David Blackburn

Where to start cutting

Where to start cutting
Text settings
Comments

Michael Portillo believes that a future Tory government, like those that came before it, will not succeed in cutting public spending. I agree with Pete: public finances are so parlous that cuts have to be made. Demolishing the state is not an overnight job; it will take time and cost money, and so it should because the stakes are too high for a quick fix, cowboy politics solution. But, immediate savings are to be made through efficiencies.

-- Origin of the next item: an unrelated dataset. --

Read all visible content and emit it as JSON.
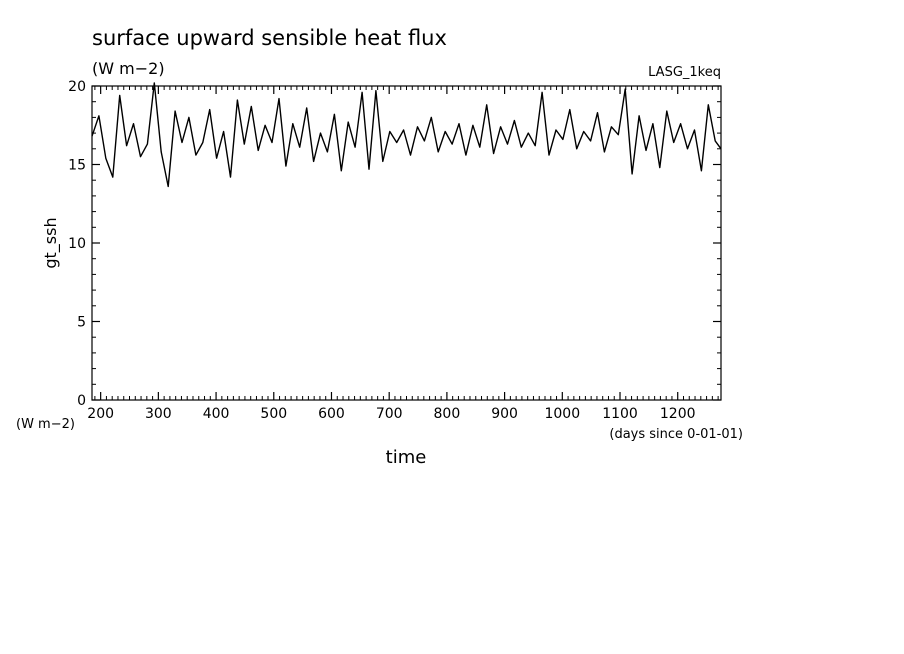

‘Efficiency savings’ are derided as being insubstantial. Such an analysis is simplistic. Endemic waste is perpetuated by irrational systems. The Department for Work and Pensions runs an administrative budget of £2.7bn. That is colossal - half an aircraft carrier’s worth of pens, paperclips and endless forms, which trap claimants in the world’s most complicated welfare system. Rationalisation is the order of the day and Iain Duncan Smith’s dual benefit reform provides the answer to the welfare conundrum and gives £3.7bn in annual savings.

 

If anything that figure is modest: other savings will be made through simplifying the system. An unpublished internal DWP report estimates that £900m is wasted every year by claimants miscalculating their entitlement. Streamlining benefits would significantly reduce the chances of confusion arising. The same report found that nearly £900m is lost through deliberate fraud. The current welfare monolith is easier to exploit than a gaggle of inquisitive convent girls; reform should close loopholes and ease the pursuit of benefit thieves.

 

Possible efficiency savings at the DWP don’t end there. A separate report estimates that administrative incompetence, which the authors sweetly term ‘silly mistakes’, cost the taxpayer £2bn per year. Along with death and taxes, incompetence is one of life’s certainties, but £2bn is several cock-ups too many. Tackling entrenched public sector incompetence and the recalcitrant civil service make Francis Maude’s provocative civil service reforms necessary to enable essential and cost effective public service reform, all the Tories need do is adopt IDS’ idea and get tough on inefficiency.